Er zijn iets meer kinderen op onze planeet dan volwassenen. Een kinderloze samenleving is een gedegenereerde samenleving. De juiste ontwikkeling van een kind is een voorwaarde voor de spirituele en praktische activiteit van een volwassene.
De VN-verklaring definieert de voorwaarden voor het voortbestaan en de sociale rechten van het kind - het recht op bescherming, voogdij, bijstand, opvoeding en onderwijs.
In het huidige ontwikkelingsstadium van de wereldgemeenschap zijn problemen met betrekking tot het concept van de psyche van een klein kind problematisch. Er is behoefte aan de wetenschap van kinder- en ontwikkelingspsychologie.
Regelmatige kwalitatieve verandering van materiële en ideale objecten, noodzakelijk en gericht - dit is ontwikkeling. De definitie van ontwikkeling impliceert de gelijktijdige aanwezigheid van deze twee eigenschappen, zij zijn het die het onderscheiden van andere lopende veranderingen.
Het concept van ontwikkeling wordt in verschillende benaderingen in de psychologie overwogen. Volgens de ontwikkelde cultuurhistorische theorie envoorgesteld door huispsychologen, is de bron van ontwikkeling de omgeving waarin het individu bestaat. Het is in de strijd van opkomende tegenstellingen, leren en de eigen acties van het kind dat zijn ontogenie plaatsvindt. L. S. Vygotsky introduceerde de definitie van "zone van naaste ontwikkeling", wat de discrepantie betekent tussen hoe een kind zich op een bepaald moment ontwikkelt en zijn potentieel.

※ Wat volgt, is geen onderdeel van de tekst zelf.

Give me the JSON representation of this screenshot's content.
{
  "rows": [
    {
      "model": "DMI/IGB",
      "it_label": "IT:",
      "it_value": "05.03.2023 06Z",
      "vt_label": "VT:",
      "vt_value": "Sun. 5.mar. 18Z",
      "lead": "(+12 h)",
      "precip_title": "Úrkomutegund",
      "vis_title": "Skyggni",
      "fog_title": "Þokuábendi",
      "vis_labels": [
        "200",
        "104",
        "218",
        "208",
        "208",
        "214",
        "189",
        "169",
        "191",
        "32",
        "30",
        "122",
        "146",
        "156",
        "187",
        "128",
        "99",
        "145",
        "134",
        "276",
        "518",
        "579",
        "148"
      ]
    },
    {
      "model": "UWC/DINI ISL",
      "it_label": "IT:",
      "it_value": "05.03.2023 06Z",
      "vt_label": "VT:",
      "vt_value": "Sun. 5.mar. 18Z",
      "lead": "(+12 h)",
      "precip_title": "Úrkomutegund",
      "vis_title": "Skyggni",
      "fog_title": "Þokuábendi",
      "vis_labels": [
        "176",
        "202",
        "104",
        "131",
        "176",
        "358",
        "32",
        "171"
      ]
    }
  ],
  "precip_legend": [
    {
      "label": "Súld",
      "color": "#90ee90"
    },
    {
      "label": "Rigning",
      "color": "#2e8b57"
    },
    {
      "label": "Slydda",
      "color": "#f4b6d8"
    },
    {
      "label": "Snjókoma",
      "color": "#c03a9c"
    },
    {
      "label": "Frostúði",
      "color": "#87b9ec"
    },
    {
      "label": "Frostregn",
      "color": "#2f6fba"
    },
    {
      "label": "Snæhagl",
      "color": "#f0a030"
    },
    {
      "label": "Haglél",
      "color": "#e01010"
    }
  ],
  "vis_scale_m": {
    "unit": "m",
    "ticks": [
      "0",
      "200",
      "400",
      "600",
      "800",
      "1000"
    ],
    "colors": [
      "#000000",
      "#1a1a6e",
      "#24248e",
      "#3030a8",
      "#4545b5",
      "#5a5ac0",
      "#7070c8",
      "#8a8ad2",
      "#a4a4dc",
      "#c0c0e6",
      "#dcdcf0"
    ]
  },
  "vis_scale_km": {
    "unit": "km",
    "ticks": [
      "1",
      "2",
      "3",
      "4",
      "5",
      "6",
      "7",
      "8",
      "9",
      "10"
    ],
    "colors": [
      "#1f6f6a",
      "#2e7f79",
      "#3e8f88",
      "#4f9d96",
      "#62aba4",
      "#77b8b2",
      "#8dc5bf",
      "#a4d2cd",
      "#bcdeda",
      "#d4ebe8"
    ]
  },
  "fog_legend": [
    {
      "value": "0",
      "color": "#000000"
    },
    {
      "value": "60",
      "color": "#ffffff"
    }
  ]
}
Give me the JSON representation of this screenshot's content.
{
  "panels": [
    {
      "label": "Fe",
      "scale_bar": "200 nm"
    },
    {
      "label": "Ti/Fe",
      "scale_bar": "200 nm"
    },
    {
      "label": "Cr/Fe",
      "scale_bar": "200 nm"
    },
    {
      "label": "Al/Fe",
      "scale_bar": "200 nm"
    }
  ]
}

Bij het ontwikkelen van nieuwe onderwijsnormen vertrouwden wetenschappers op de activiteitentheorie. Nooit eerder waren de Wet "Op Onderwijs" en de normen van onderwijs en opvoeding zo sterk doordrenkt met psychologie. Over wat een kind zou moeten weten en kunnen, bedoel ik de zone van daadwerkelijke ontwikkeling.
Het wordt vertegenwoordigd door reeds gevormde vaardigheden die een kind heeft ontwikkeld zonder de hulp van een volwassene. En als we het hebben over de prestaties van leerlingen, bedoelen we de zone van naaste ontwikkeling. De activiteitenbenadering in opvoeding en onderwijs gaat ervan uit dat kinderen cognitieve motivatie hebben, het vermogen om hun activiteiten te plannen en te voorspellen, de vorming van controle en zelfbeheersing.
De zone van naaste ontwikkeling breidt zich uit met de hulp van een volwassene, aangezien onafhankelijke vaardigheden in ontwikkeling zijn. Waar het op neerkomt is dat door taken te voltooien met de hulp van een opvoeder, een leraar vandaag, morgen het kind in staat zal zijn om hetzelfde alleen te doen. Door een probleemsituatie voor een kleuter te creëren en hem aan te moedigen manieren te kiezen om het op te lossen, stimuleren volwassenen zijn ontwikkeling.
ZoneDe naaste ontwikkeling is het duidelijkst zichtbaar in de voorschoolse leeftijd, aangezien in dit ontwikkelingsstadium een groot aantal gevoelige perioden optreden. Veel wetenschappers zijn geneigd te denken dat als de zelfstandigheid van het kind beperkt is, als het zijn eigen gedragsstrategie niet mag ontwikkelen, als het niet de kans krijgt om te proberen fouten te maken, dit kan leiden tot een ontwikkelingsachterstand. Als alle handelingen worden uitgevoerd in plaats van het kind, en niet met hem, bestaat het risico dat de vaardigheden en capaciteiten die kenmerkend zijn voor een bepaalde gevoelige periode niet verschijnen.